While the bill does not drop the accounting rule that requires banks to report on the market value of their assets — a rule that some banks believe has forced them to report excessive losses — it gives the S.E.C. permission to suspend the rule for any individual company if it thinks that is in the public's interest.
Clusterstock.com on Executive Compensation:
Toothless: The plan ostensibly prohibits golden parachute payments to CEOs and other "C-level" execs at bailed-out companies. However, it really only prevents payments on severance deals that are struck AFTER the bailout (specifically, it prohibits these deals completely). There is nothing about cancelling the severance payments that the executives are ALREADY contractually entitled to. What this means in practice is that bailed-out companies will have trouble hiring the best talent...because why would you work at Bailed Out Company A when you could go across the street and get a fat severance deal? It also doesn't mean the companies can't pay their CEOs $500 million a year. IN ADDITION: There's another absurd section that makes all compensation above $500,000 for the three highest paid employees at the company not tax-deductible for the company. This is LUDICROUS. It means the company can pay the executives anything it wants and that the penalty for this will be exacted on the company and its shareholders. (Unless we're mistaken, Americans are furious that CEOs make $50 million a year for running companies into the ground, not that the $50 million is tax deductible).
The Treasury has complete discretion over the prices it pays for crap assets (the most important provision in the whole document as far as the taxpayers are concerned).
Financial industry might have to pay for any taxpayer losses--emphasis on "might."
The latest draft clearly embraces Paulson's basic premises. Washington Post points out that non-Wall Street economists seriously question those premises.

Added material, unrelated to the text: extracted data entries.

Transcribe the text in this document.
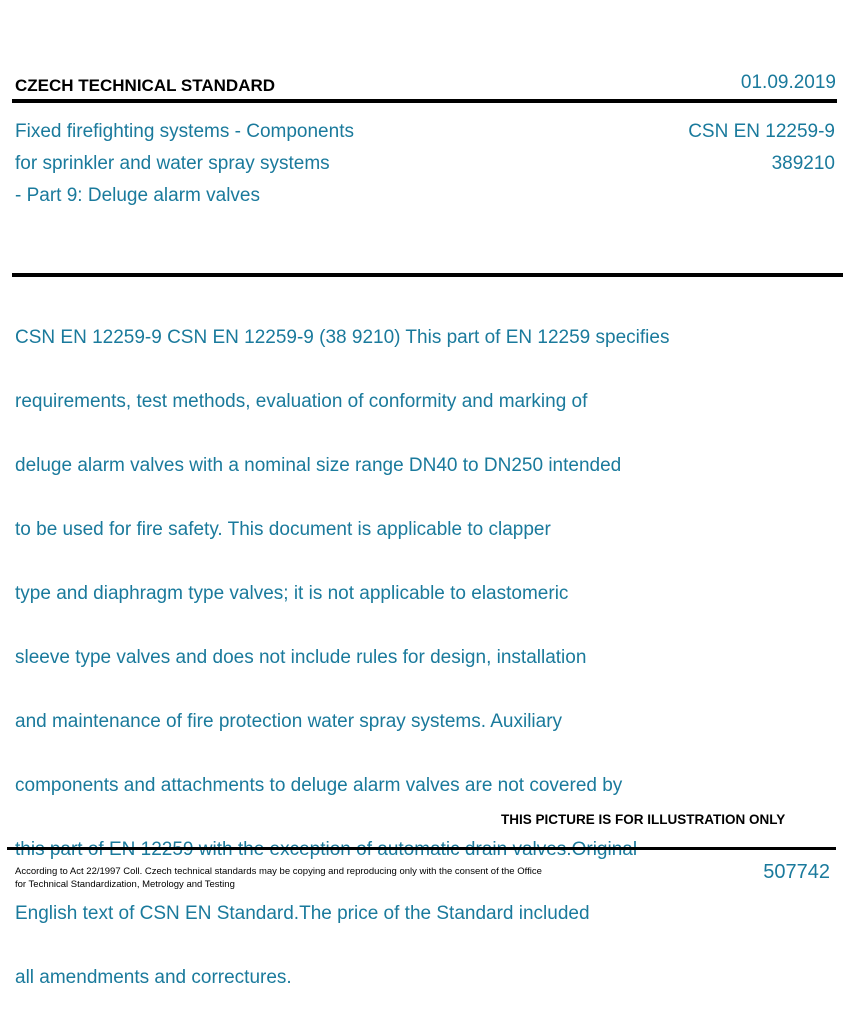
CZECH TECHNICAL STANDARD	01.09.2019
Fixed firefighting systems - Components
for sprinkler and water spray systems
- Part 9: Deluge alarm valves
CSN EN 12259-9
389210

CSN EN 12259-9 CSN EN 12259-9 (38 9210) This part of EN 12259 specifies

requirements, test methods, evaluation of conformity and marking of

deluge alarm valves with a nominal size range DN40 to DN250 intended

to be used for fire safety. This document is applicable to clapper

type and diaphragm type valves; it is not applicable to elastomeric

sleeve type valves and does not include rules for design, installation

and maintenance of fire protection water spray systems. Auxiliary

components and attachments to deluge alarm valves are not covered by

English text of CSN EN Standard.The price of the Standard included

all amendments and correctures.

THIS PICTURE IS FOR ILLUSTRATION ONLY
According to Act 22/1997 Coll. Czech technical standards may be copying and reproducing only with the consent of the Office
for Technical Standardization, Metrology and Testing
507742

"There is a kind of suggestion in the Paulson proposal that if only we provide enough money to financial markets, this problem will disappear," said Joseph Stiglitz, a Nobel Prize-winning economist. "But that does nothing to address the fundamental problem of bleeding foreclosures and the holes in the balance sheets of banks."
And I would add, if it does close holes in their balance sheets (by overpaying for toxic assets), it's crooked.
Several observations seem important to me:
1. It seems fairly widely acknowledged that Democrats from a political perspective were not in a position to reject the urgency of the situation as portrayed by the administration. As a consequence, they had to try "do something," which is shorthand, at minimum, for political theater.
2. By not accepting Paulson's plan outright, they bought themselves some time, and having taken that time, now under the right circumstances, they could take some more. Public insistence that they do so, would help.
3. This thing now is becoming the Barney Frank/Chris Dodd plan, and that's unfortunate. Even as it embraces Paulson's assumptions and goals, at a ratio of 110:3 pages, it looks like a Barney Frank/Chris Dodd plan.
Frank and Dodd need time to nail details down in this thing. They also need people to insist that currently the plan remains unacceptable, and that they need to nail the details down. Furthermore, if nailing the plan entailed poison-pill language, let it be so.